Daily Herald File Photo, 1965

On a recent Friday afternoon at More Brewing Company just down the block from the record shop, the music enthusiasts toasted the forthcoming album release with Czech pilsners — apropos, since the 500 records were pressed at a plant in the Czech Republic — while they shared music and memories of their favorite local bands. Among them:

• The Shadows of Knight, the club’s house band of Prospect High School students led by the dynamic Jimy Sohns, whose belted-out version of “Gloria” got major airplay on WLS and WCFL and became a national hit.

• Saturday’s Children, who wore suits and emulated The Beatles. “All The Cellar dwellers I speak to always talk about how they loved The Shadows of Knight, but Saturday’s Children was their favorite,” Hoffman said.

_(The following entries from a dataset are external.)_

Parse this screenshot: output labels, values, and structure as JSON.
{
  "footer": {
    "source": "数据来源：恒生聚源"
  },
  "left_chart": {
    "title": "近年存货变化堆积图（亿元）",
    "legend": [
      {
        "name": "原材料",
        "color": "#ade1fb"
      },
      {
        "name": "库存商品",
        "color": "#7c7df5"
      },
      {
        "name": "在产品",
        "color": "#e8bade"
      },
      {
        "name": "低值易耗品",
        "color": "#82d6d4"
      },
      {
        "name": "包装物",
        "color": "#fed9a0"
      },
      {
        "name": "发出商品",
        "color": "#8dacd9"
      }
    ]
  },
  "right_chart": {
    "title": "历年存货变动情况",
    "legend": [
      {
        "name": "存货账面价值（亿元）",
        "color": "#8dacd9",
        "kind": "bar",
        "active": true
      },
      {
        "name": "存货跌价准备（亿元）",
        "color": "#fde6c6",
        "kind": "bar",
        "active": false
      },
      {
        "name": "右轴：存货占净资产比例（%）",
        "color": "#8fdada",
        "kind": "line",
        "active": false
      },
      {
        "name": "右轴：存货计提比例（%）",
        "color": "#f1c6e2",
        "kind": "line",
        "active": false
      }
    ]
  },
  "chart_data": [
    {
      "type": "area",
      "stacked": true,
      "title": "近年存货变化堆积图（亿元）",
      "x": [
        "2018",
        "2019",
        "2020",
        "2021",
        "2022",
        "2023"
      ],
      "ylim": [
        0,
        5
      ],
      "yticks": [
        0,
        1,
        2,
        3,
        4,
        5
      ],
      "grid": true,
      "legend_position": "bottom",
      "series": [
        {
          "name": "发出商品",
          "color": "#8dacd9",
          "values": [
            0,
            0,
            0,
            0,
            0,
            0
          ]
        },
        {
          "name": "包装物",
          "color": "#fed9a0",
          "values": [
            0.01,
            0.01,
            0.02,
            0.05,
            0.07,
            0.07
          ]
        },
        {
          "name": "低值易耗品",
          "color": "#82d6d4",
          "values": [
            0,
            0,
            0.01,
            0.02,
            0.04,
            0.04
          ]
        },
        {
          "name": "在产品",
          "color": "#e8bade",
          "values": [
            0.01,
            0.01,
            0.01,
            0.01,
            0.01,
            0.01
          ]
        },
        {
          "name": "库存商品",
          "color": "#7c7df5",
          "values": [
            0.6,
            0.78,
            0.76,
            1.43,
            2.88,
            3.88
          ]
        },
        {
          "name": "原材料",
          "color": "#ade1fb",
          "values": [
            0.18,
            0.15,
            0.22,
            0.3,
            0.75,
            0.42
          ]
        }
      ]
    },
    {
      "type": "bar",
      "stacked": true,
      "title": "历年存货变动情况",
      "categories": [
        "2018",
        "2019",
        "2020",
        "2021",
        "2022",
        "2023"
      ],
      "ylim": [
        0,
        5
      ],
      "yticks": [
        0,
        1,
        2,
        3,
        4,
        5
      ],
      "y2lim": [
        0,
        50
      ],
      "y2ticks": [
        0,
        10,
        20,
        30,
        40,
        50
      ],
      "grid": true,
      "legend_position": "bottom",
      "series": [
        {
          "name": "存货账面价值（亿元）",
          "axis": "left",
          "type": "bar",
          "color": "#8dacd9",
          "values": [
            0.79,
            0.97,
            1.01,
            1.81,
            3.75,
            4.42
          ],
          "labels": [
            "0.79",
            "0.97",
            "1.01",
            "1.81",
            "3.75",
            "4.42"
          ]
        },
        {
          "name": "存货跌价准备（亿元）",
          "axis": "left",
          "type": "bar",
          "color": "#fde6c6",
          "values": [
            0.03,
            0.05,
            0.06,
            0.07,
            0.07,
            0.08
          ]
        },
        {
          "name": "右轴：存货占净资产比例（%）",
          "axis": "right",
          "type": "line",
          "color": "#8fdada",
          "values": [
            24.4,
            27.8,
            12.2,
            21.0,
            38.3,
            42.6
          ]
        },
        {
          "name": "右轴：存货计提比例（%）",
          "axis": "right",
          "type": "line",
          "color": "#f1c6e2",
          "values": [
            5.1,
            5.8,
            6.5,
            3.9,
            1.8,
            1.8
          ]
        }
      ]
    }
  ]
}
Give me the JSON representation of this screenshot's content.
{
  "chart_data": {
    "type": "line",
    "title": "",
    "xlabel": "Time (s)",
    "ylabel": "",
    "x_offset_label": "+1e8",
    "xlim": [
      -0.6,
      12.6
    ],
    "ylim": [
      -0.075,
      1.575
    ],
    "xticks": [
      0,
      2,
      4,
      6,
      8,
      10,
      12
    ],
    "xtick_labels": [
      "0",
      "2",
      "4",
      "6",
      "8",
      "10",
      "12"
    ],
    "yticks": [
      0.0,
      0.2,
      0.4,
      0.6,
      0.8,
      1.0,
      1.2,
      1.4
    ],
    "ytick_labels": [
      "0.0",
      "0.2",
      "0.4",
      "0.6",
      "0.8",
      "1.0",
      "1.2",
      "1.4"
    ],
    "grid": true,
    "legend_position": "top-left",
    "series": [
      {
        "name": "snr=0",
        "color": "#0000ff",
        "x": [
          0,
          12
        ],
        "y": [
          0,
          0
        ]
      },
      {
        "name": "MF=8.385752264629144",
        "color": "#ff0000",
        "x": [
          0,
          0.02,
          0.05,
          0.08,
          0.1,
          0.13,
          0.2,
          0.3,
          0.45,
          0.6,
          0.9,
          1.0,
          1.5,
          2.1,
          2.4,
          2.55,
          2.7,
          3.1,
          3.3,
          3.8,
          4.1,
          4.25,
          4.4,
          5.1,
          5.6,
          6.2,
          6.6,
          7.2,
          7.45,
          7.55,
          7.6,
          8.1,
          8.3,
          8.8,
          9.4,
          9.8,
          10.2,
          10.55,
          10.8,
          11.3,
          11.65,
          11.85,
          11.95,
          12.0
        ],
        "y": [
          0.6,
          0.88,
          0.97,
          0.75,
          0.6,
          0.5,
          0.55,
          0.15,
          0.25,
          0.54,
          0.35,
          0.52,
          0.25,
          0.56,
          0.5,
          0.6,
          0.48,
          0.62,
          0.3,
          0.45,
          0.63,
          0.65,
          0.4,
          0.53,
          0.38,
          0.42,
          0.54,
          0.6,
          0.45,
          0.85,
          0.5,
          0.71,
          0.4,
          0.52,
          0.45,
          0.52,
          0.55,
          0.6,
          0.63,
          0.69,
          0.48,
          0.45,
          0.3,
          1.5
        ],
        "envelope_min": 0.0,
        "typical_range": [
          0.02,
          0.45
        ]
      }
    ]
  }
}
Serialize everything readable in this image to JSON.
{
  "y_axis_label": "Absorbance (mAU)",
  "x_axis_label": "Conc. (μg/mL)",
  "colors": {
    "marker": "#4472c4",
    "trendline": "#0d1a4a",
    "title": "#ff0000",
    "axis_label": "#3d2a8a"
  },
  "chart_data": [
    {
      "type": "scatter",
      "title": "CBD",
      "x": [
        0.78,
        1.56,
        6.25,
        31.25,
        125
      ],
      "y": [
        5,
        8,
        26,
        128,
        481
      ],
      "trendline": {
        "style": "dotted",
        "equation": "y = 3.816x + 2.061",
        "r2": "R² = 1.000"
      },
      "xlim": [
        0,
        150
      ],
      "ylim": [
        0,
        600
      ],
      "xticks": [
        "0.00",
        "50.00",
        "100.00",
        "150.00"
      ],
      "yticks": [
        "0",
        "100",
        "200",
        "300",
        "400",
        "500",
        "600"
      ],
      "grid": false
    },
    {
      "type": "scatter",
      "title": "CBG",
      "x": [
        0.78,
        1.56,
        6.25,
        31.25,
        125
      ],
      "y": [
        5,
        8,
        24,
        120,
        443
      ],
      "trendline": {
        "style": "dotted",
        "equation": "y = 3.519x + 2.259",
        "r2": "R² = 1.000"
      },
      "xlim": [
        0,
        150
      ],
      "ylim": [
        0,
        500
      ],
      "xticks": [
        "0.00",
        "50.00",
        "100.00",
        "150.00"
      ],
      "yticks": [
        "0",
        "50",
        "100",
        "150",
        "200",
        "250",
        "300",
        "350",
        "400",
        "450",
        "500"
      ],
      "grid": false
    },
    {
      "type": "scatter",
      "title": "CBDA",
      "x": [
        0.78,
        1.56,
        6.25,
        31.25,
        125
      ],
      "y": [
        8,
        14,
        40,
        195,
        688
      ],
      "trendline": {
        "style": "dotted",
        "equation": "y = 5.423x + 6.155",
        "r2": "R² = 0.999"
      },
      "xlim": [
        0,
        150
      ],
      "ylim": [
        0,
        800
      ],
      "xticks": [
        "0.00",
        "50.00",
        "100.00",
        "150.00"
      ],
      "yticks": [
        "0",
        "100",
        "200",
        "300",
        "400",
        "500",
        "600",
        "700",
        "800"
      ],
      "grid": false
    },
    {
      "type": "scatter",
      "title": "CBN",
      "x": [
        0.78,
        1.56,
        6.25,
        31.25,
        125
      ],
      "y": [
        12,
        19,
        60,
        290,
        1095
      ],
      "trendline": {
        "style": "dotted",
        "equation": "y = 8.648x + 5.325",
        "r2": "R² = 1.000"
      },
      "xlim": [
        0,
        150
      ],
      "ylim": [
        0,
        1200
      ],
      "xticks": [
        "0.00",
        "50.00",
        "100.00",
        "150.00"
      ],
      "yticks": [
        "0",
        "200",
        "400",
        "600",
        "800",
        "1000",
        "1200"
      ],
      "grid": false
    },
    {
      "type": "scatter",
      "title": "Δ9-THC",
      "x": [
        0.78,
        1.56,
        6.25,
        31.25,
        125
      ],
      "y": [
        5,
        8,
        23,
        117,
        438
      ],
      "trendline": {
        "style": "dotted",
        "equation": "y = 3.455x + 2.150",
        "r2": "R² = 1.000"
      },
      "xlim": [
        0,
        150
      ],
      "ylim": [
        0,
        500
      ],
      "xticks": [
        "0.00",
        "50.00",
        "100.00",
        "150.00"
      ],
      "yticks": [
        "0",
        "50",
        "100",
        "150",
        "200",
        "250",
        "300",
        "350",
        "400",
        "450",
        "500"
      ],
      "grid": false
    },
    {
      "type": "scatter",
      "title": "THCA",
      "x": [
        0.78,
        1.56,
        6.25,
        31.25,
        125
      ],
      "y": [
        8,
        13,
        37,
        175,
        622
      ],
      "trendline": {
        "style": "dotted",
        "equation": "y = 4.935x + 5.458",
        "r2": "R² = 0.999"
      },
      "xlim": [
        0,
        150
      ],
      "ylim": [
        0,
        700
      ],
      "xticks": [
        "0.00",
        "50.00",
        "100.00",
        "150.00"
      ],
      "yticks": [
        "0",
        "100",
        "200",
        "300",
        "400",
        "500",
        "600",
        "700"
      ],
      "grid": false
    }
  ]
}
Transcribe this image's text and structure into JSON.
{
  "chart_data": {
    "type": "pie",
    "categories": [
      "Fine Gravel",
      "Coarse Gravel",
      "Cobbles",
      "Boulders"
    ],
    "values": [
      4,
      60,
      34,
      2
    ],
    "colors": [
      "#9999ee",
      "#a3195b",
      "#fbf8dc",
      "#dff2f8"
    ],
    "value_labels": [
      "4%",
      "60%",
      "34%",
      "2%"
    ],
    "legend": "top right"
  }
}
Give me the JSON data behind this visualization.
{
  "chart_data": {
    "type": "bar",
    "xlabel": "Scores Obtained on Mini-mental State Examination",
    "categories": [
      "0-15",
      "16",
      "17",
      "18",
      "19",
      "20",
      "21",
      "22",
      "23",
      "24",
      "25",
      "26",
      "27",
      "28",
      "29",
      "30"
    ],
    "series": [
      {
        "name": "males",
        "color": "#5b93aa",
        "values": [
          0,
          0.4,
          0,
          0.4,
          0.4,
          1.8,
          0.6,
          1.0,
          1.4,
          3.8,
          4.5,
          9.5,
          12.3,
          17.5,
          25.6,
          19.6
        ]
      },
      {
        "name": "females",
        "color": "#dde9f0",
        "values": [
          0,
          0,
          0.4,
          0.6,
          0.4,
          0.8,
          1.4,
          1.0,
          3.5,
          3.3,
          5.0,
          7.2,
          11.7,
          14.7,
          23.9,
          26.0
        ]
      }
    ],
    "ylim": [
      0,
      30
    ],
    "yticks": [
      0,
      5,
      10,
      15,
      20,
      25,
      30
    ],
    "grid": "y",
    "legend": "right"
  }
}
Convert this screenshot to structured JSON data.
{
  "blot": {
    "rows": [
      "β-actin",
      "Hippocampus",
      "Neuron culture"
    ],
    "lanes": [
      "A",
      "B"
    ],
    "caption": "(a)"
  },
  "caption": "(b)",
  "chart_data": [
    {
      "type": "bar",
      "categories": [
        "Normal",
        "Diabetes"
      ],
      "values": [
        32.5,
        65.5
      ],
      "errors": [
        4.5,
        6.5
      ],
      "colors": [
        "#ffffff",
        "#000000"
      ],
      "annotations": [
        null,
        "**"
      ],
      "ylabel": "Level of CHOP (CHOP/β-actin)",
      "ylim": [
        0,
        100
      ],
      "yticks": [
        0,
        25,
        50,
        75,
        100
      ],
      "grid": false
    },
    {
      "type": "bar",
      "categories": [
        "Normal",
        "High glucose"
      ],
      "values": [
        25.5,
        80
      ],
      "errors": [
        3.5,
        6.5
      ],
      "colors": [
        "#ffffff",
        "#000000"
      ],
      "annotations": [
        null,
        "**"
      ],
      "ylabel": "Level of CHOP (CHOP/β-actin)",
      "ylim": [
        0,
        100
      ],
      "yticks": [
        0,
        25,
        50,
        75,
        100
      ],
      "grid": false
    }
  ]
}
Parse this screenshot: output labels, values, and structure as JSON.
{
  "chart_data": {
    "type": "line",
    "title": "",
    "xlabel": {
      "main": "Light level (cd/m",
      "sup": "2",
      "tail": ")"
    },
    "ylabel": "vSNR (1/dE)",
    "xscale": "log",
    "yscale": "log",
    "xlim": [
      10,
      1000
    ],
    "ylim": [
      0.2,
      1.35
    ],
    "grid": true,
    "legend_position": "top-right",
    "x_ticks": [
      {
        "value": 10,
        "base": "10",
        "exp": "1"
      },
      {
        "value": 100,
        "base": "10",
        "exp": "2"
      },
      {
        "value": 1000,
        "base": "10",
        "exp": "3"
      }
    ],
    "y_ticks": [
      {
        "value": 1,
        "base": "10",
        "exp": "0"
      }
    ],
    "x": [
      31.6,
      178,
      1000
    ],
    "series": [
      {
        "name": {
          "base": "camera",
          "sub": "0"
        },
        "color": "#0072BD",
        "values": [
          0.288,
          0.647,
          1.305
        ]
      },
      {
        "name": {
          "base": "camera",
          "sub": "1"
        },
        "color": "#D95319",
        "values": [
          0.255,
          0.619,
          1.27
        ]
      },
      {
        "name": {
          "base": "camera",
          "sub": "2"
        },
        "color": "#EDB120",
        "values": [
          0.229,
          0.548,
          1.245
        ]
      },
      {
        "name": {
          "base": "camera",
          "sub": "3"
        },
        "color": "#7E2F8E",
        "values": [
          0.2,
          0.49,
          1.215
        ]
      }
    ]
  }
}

• The Mauds, led by soulful frontman Jimy Rogers. “Everyone always says that the records don’t capture how great they really were. They were much more of a live act,” Hoffman said.

• The Same, an all-female band who got to Los Angeles to record two songs, but the producers forbid them from playing their own instruments in favor of studio musicians.

Previously unreleased numbers from the last three groups are featured on the album, including a track from one of The Same’s rehearsal tapes.

“I thought it was important to have a recording of them actually playing,” Kuehl said. “We wanted that on there.”

The album project started with St. John’s list of local bands he remembered seeing at The Cellar (his group played there only once, but he regularly worked at the pop stand and coat check). They decided to focus on lesser-known tunes, while steering clear of songs already on other compilations.

St. John spent nearly two years tracking down surviving members to ask permission to use their music. Even if the musicians were enthused, sometimes decades-old legalities and copyrights sometimes prevented it, as was the case with The Shadows of Knight.

Meanwhile, Hoffman penned the liner notes on the record sleeve, tucked inside a gatefold sleeve that has rare photos of the bands, fans and memorabilia from The Cellar. Some of the photos — of teens attending The Beau Brummels show in 1965 — are from the Daily Herald archives.

Another is from Kuehl’s family friend, Gene Good, who was lead singer of The Raevns.

Audience members listen to The Raevns lead singer Gene Good during a performance at The Cellar in the 1960s.
Courtesy of Pete Kuehl

“I love the expressions on the girls’ faces,” said Kuehl, referring to those watching Good on stage. “Some look goo-goo eyed. Some looked confused.”

With the Baby Boom in full swing and enrollments spiking at high schools, Chicago suburbia of the 1960s was the setting for a number of music clubs where teens could go.

But there was just something special about The Cellar, the record producers contend.

“It had a vibe,” said St. John. “That’s what you did every Friday and Saturday night. That’s just where you went.”

“The Cellar had the cream of the crop of the bands,” Hoffman added. “The Cellar did it first, and did it the best.”